В первые месяцы реформы Е. Гайдар вооружил пропаганду несколькими экономическими мифами, служившими оправданием его политики. Один из них он не уставал повторять на протяжении ряда лет. Новое правительство-де унаследовало полностью разрушенную и разграбленную экономику, в магазинах хоть шаром покати, от золотого запаса практически остались крохи. Внешторгбанк – банкрот, валютных резервов нет, проели даже часть стратегических запасов. И только предпринятые радикальные реформы спасли страну и позволили избежать голода.
Если гайдаровское правительство пришло на развалины экономики, то как объяснить, что при неуклонно продолжающемся дальнейшем спаде производства, особенно в сельском хозяйстве, легкой и пищевой промышленности, удалось накормить страну и удержать ее на плаву? Ответ может быть только один – либо за счет огромных заимствований на Западе, либо в результате проедания несметных природных и других богатств, доставшихся реформаторам в наследство от предшествующего режима. И то, и другое имело место, и именно за счет этого, а не шоковых реформ, удалось выжить.
Другой миф относился к конфискованным в результате галопирующей инфляции сбережениям населения. Они были названы пустыми деньгами, за которыми никаких реальных ценностей не стояло, – магазины были абсолютно пусты, а стало быть, не гайдаровские реформы, а провал предшествующей экономической политики повинен в понесенных населением потерях. Инфляция-де всего лишь забрала пустоту. Эти рассуждения меня особенно возмущали своим лицемерием и цинизмом.

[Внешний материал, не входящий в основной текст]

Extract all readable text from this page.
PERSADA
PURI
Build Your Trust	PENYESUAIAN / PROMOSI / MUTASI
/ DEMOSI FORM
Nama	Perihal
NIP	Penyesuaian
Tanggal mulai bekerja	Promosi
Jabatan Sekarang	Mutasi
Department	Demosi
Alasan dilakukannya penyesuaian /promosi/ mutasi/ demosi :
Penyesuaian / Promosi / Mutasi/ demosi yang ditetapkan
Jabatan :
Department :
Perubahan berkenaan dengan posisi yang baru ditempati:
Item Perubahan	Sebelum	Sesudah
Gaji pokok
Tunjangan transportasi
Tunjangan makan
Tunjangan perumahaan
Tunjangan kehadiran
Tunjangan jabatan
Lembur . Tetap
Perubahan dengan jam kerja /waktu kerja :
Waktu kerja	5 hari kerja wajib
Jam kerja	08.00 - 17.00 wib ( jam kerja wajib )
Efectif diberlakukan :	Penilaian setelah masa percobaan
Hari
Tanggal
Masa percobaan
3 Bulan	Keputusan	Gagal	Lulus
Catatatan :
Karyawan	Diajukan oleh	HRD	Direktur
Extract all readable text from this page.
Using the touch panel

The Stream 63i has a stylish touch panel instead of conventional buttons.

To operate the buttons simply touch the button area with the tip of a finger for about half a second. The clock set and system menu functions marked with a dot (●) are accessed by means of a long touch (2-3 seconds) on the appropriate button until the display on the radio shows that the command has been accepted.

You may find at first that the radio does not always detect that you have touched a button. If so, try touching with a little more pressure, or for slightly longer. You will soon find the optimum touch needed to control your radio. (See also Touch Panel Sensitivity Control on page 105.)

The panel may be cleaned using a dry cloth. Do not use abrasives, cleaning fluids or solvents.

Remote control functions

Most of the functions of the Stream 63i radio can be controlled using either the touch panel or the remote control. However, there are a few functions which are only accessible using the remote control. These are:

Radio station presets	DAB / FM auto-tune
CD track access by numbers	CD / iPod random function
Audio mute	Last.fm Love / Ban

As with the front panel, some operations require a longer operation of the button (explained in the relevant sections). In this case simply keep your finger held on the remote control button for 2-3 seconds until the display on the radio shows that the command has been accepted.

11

Будучи членом президентского Консультативного совета, я и ряд моих коллег считали своим долгом в середине 1992 года вновь обратить внимание Б. Н. Ельцина на вызывавшее серьезное беспокойство развитие ситуации в стране. Мы и раньше на заседаниях совета говорили о том, что реформы оказались плохо продуманными и приводили совсем не к тем результатам, на которые рассчитывали, высказывали предложения по исправлению положения дел. Наши мысли, как правило, выслушивались без возражений, но не принимались во внимание. По мере обострения обстановки совет начал созываться все менее регулярно, а затем и вовсе наступил длительный перерыв. Поэтому группа членов совета решила обратиться к президенту письменно со своими раздумьями и рекомендациями. Инициатором был Г. А. Арбатов, к которому я присоединился. Мы вместе составили текст обращения, которое затем подписали еще пять членов совета.
Обращение было передано в президентскую администрацию 1 июля 1992 года и оставалось в течение долгих месяцев без ответа. Тогда в конце 1992 года я решил написать президенту о своем выходе из совета.